KEVIN RUDD: Well it takes a while to do things in the political process. You’ve got to get all the ducks lined up in a row. You’ve got to get everyone to agree on recommendations and that’s within Indigenous Australians, and that’s before you get to the ugly nature of the political process. It takes a while to do these things, my comments are more about where we are as a nation than a particular reflection on the government, but these are things which we must have a future sense of urgency about, I commend the Prime Minister on the Act which is going through the Australian Parliament today, which is a precursor to the constitutional recognition process through referendum.
JOURNALIST: Mr Rudd, what do you say to some commentary that perhaps you’re sort of making policy for the government as a backbencher now by announcing something like this? Does that –
KEVIN RUDD: All backbenchers in the Australians Parliament can out whatever recommendations forward that they wish, um, what I’ve said today is entirely consistent with the closing the gap targets that we’ve had long established. You may recall that I had something to do with those originally as well.

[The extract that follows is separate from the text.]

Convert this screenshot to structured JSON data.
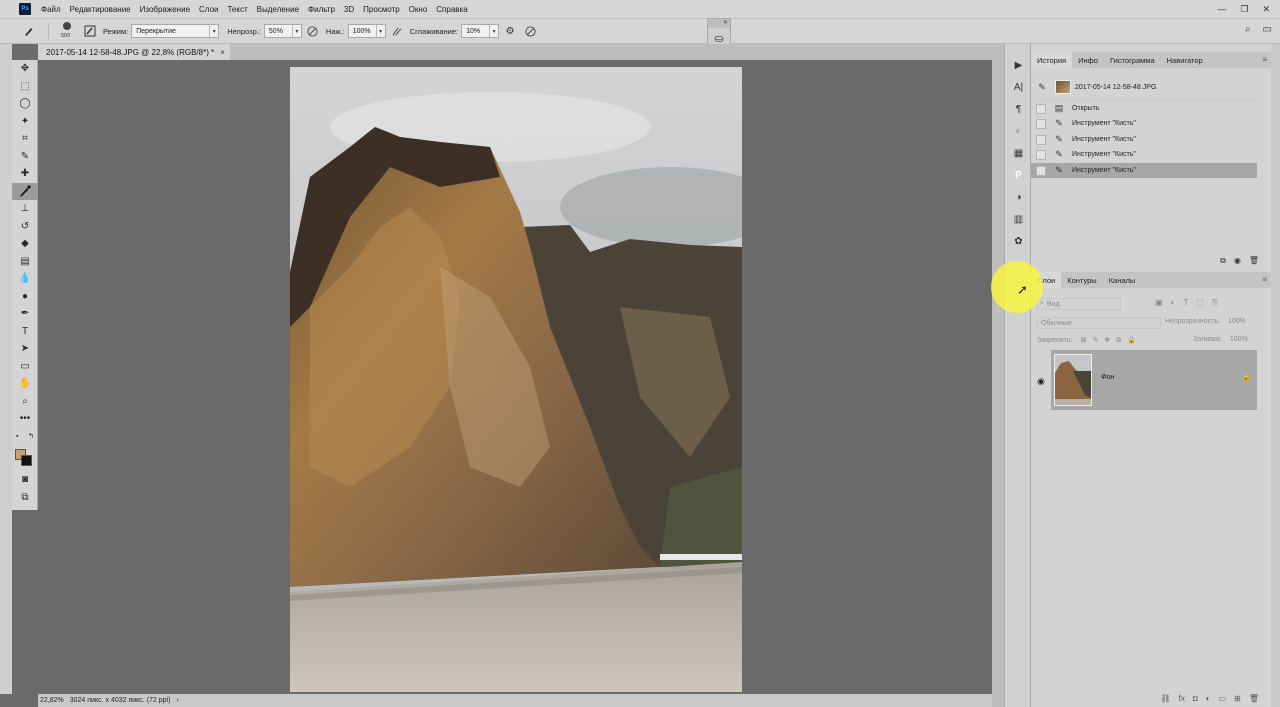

The fact that I’ve been so bold to suggest that (Inaudible), I don’t think represents the end of western civilisation, so …

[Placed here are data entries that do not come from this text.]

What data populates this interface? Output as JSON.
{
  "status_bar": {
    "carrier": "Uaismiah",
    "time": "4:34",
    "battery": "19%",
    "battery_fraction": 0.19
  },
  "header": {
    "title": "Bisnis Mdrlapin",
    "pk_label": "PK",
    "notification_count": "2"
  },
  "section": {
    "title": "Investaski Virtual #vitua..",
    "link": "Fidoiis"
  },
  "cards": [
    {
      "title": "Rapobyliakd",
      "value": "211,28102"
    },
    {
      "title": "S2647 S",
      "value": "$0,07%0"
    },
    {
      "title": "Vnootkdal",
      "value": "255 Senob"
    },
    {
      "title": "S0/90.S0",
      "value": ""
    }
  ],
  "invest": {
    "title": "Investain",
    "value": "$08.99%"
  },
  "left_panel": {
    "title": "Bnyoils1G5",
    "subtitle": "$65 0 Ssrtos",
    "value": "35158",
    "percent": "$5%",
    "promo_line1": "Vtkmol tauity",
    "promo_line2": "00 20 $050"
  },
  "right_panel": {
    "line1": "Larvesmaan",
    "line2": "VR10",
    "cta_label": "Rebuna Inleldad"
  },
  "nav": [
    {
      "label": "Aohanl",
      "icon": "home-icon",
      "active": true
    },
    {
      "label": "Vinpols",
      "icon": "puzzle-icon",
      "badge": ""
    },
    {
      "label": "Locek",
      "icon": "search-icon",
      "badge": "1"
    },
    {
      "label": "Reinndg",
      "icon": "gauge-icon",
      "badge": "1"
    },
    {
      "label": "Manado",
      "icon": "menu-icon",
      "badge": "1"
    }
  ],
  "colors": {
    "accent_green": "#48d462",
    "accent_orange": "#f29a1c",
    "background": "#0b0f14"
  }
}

JOURNALIST: So does it indicate that you want back on the front bench or back into the leadership or do you want to continue to engage on an issue that close to your heart?
KEVIN RUDD: Well, I’ve been pretty much connected with these guys for a while, and I take the project seriously. And if I’m passionate about something, and I am about the future of Indigenous Australia, in all its dimensions, whatever I end up doing in life in the future, you’re going to find me in the trenches with these guys.

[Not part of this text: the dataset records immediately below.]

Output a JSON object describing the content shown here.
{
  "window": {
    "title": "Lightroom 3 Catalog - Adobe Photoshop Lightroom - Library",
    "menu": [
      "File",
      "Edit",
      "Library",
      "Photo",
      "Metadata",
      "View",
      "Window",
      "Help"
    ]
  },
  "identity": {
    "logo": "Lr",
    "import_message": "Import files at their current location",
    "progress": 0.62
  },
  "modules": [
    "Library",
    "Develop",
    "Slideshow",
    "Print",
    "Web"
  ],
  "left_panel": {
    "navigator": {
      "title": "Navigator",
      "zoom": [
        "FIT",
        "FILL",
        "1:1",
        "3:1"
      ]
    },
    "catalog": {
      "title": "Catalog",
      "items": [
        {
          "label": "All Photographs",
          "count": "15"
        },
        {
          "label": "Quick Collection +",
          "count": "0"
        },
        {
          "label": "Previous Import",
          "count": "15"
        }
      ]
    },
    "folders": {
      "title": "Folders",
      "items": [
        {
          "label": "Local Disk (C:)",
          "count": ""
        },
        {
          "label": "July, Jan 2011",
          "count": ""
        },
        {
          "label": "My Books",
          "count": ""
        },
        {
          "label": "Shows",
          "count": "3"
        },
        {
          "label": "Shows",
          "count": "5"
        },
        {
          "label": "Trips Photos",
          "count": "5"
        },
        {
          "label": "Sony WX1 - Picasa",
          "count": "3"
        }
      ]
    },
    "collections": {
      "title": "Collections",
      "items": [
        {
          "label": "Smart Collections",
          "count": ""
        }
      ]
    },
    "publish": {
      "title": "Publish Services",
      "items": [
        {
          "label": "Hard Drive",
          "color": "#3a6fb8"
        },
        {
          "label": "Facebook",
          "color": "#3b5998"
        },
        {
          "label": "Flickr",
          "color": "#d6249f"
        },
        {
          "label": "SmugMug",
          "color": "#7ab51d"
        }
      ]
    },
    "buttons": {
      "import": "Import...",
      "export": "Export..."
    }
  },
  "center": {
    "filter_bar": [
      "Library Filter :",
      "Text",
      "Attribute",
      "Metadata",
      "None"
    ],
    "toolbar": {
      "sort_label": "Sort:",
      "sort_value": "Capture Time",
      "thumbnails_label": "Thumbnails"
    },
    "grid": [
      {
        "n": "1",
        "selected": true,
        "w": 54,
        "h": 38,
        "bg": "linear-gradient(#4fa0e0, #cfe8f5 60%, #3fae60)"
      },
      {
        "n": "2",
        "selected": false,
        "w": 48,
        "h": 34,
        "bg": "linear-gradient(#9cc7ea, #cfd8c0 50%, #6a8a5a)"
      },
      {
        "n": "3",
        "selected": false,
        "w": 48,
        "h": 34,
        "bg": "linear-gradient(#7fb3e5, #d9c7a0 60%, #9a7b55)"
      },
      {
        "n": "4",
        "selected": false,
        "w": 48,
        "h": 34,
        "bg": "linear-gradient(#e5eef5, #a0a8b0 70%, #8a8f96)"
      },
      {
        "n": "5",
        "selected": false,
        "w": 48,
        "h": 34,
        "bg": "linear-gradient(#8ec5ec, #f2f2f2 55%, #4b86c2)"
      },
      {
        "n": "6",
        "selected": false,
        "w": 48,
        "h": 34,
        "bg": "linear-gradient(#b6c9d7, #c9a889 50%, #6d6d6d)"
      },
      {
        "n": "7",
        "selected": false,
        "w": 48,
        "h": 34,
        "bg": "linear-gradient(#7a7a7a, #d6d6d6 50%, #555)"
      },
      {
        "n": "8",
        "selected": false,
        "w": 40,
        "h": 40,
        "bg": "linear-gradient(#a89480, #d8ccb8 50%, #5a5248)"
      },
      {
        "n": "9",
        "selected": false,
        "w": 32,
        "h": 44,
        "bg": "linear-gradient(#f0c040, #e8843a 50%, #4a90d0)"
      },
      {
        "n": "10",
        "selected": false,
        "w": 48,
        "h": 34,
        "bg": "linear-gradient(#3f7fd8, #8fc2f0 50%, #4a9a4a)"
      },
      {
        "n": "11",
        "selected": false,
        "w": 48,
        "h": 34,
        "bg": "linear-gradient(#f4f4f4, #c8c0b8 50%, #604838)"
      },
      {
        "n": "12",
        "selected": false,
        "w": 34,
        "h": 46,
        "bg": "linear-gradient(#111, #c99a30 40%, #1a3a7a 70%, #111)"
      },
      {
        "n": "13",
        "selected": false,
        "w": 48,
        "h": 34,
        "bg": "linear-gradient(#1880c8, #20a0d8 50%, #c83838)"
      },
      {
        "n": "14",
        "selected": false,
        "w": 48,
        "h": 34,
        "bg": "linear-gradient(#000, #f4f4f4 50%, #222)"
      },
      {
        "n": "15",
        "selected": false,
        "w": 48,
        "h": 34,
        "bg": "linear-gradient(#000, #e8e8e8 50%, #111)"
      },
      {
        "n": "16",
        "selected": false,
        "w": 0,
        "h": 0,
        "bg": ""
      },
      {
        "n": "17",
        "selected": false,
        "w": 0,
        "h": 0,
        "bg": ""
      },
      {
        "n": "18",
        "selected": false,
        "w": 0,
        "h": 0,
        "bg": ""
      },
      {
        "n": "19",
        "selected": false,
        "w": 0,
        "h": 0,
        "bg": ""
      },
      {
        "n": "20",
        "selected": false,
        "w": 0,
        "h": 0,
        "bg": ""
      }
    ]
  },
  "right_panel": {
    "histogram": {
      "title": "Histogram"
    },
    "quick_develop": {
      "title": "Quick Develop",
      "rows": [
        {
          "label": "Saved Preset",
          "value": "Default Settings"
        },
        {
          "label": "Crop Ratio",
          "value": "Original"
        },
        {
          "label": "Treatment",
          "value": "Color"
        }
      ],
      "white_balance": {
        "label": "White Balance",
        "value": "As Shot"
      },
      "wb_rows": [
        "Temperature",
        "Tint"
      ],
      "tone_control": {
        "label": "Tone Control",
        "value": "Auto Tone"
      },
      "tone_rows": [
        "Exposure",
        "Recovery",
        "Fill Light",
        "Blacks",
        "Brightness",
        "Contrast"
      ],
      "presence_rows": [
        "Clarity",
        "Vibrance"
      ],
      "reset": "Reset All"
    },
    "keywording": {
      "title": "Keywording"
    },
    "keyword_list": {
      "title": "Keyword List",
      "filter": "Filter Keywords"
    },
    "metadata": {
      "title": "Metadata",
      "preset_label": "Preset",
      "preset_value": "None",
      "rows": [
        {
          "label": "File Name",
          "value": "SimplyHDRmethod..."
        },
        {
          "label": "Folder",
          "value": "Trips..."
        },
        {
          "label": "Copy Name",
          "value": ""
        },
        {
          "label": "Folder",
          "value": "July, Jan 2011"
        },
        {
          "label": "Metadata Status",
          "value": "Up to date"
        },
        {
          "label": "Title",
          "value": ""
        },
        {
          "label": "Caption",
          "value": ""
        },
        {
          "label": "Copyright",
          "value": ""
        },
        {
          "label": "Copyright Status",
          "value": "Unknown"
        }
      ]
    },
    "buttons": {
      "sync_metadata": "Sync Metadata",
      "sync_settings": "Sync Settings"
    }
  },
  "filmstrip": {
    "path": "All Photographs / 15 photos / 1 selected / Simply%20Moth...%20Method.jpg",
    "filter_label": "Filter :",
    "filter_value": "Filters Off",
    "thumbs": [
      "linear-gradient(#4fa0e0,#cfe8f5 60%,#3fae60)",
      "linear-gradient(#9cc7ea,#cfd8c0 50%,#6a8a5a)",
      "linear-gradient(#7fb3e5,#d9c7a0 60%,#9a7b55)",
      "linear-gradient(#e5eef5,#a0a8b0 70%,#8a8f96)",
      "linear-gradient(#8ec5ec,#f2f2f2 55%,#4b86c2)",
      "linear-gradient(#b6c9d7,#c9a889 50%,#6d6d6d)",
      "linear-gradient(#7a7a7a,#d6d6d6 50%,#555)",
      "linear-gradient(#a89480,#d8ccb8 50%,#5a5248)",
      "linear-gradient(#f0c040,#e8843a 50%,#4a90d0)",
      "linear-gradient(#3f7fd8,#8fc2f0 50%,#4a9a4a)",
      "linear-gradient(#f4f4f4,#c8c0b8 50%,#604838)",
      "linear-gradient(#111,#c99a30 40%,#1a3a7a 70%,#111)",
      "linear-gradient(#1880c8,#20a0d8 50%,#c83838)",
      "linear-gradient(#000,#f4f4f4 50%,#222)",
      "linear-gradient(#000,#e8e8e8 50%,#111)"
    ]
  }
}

JOURNALIST: You seem very popular back in there with these guys, do you think you might be what Labor needs?
KEVIN RUDD: Well, one of the things I always feel heartened by is that when I’m sitting down with my Aboriginal brothers and sisters, um, I feel very much at home. I think, I hope, they feel at home with me, please nod intelligently over there (laughs), and it’s always moving spending time with folk who have been to hell and back, through their experience of being a member of the stolen generation. It’s very import ant to spend time, to listen, to understand something that frankly, most of us white folks don’t even have the beginnings of understanding. Imagine this as a five year old, the Protector of whoever, in South Australia, rips you away from your mum, I think you’d be scarred for life. Frankly, putting ourselves in the position, physically and emotionally, of Indigenous people who have gone through that is part of the healing process, frankly, for white Australians, understanding what is was like, um, and that’s why I’ll be in the trenches with these guys for a while yet. Gotta go, folks.